Me levanté sin olfato, pero ya estaba más tranquilo, resignado. No me sentía mal, no me dolía nada. Una tosecita seca, que igual me acompaña desde siempre, más nada. Comencé a llamar a todo el mundo, empezando por mis viejos. (papá es médico, y esa fue la razón principal para empezar por ahí). Cuando ya finalmente había avisado a quien quería avisar, incluyendo hermanos, amigos y compañeros de trabajo, sentí como un milagro el olor de un pan que mi mujer y mi hija estaban sacando del horno. Se quejaban de que no se había levantado, pero al verlo me pareció que era el pan más bello y oloroso jamás hecho desde la cocción accidental del primer pan en algún momento del paleolítico. La alegría fue inmensa, aunque tuve que volver a llamarlos a todos otra vez, en el mismo orden, para avisar que había recobrado el olfato. Ahora que por fin llega el fin de semana, aún sigo agarrado a la esperanza de ser uno de los contagiados sin síntomas.

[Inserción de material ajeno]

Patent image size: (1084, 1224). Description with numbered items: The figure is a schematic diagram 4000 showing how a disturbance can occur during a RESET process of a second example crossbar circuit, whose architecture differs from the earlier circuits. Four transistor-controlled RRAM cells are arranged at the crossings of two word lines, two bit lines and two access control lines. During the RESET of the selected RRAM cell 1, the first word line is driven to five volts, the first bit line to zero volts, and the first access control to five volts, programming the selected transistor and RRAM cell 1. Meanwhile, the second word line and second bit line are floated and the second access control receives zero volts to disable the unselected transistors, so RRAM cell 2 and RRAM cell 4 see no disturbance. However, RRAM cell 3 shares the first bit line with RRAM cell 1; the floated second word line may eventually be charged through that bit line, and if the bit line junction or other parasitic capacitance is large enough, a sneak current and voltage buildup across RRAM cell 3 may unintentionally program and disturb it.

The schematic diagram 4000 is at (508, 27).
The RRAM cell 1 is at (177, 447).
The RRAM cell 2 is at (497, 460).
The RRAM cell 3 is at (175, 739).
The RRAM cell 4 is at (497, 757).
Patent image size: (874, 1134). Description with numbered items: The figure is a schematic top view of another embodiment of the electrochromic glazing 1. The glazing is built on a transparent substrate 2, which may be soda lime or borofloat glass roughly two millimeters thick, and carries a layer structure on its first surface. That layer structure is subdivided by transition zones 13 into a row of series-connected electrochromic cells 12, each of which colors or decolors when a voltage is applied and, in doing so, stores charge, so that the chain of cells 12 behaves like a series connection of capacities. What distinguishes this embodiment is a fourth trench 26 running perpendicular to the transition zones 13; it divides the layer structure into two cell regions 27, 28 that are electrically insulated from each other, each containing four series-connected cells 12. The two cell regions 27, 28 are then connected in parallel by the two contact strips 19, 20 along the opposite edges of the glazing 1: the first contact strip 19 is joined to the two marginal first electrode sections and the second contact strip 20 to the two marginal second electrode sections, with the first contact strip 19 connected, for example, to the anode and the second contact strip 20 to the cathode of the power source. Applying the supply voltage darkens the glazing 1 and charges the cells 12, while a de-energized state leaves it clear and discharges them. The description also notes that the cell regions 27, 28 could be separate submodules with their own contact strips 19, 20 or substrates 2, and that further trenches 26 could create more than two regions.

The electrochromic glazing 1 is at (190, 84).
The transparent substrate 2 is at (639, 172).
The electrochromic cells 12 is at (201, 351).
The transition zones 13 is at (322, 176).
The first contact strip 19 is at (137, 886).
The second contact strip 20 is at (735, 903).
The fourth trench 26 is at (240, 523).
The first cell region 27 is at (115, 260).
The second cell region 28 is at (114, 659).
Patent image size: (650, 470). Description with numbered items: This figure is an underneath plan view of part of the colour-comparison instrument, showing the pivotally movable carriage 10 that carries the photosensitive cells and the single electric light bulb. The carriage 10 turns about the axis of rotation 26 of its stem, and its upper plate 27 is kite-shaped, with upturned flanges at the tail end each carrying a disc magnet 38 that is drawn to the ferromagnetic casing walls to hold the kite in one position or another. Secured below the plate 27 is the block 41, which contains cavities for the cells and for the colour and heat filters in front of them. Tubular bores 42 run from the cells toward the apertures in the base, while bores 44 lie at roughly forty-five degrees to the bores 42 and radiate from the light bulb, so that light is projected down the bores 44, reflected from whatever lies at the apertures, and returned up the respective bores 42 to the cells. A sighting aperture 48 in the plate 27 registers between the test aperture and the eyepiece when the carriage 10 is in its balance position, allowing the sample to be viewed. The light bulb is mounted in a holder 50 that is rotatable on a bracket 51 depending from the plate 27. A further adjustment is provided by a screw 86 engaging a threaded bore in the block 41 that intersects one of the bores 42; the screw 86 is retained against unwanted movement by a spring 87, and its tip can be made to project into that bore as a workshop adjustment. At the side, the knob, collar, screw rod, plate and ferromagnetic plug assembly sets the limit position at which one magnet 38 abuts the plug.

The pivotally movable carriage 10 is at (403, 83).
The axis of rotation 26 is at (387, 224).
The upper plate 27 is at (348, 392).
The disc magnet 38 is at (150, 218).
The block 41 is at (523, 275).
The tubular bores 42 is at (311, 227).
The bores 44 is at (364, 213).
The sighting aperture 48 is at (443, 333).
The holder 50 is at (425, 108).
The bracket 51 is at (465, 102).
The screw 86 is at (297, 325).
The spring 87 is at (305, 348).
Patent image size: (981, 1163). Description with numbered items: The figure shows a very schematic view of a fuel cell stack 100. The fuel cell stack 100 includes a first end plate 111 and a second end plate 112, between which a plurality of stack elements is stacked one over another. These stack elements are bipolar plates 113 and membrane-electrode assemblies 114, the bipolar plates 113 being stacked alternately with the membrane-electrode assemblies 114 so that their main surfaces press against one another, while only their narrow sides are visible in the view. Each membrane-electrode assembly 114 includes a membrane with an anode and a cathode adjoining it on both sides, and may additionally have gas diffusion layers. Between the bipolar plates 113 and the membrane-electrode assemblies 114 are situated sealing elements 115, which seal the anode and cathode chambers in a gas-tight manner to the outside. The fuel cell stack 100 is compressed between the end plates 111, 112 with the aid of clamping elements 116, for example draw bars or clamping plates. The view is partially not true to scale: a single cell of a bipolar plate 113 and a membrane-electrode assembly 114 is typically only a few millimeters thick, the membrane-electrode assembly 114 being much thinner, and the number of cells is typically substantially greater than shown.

Poco antes de terminar el párrafo anterior, mi mujer y mi hija me llamaron desde la cocina. Eran las siete, y por segunda noche consecutiva querían que aplaudiese con ellas en la escalera de incendios. No es algo que me entusiasme demasiado, pero lo hago. Hoy se han asomado el doble de vecinos. Pienso otra vez en la alerta del teléfono y en la luz roja del Empire State. Pienso en mi cuñada, en su marido, los dos anestesiólogos en Queens, en pleno turno. Pienso en mi viejo, que a pesar de su edad aun tiene que arriesgarse para ver a sus pacientes. Pienso en mi olfato recuperado y en los caprichos de la suerte, y aplaudo con más fuerza todavía.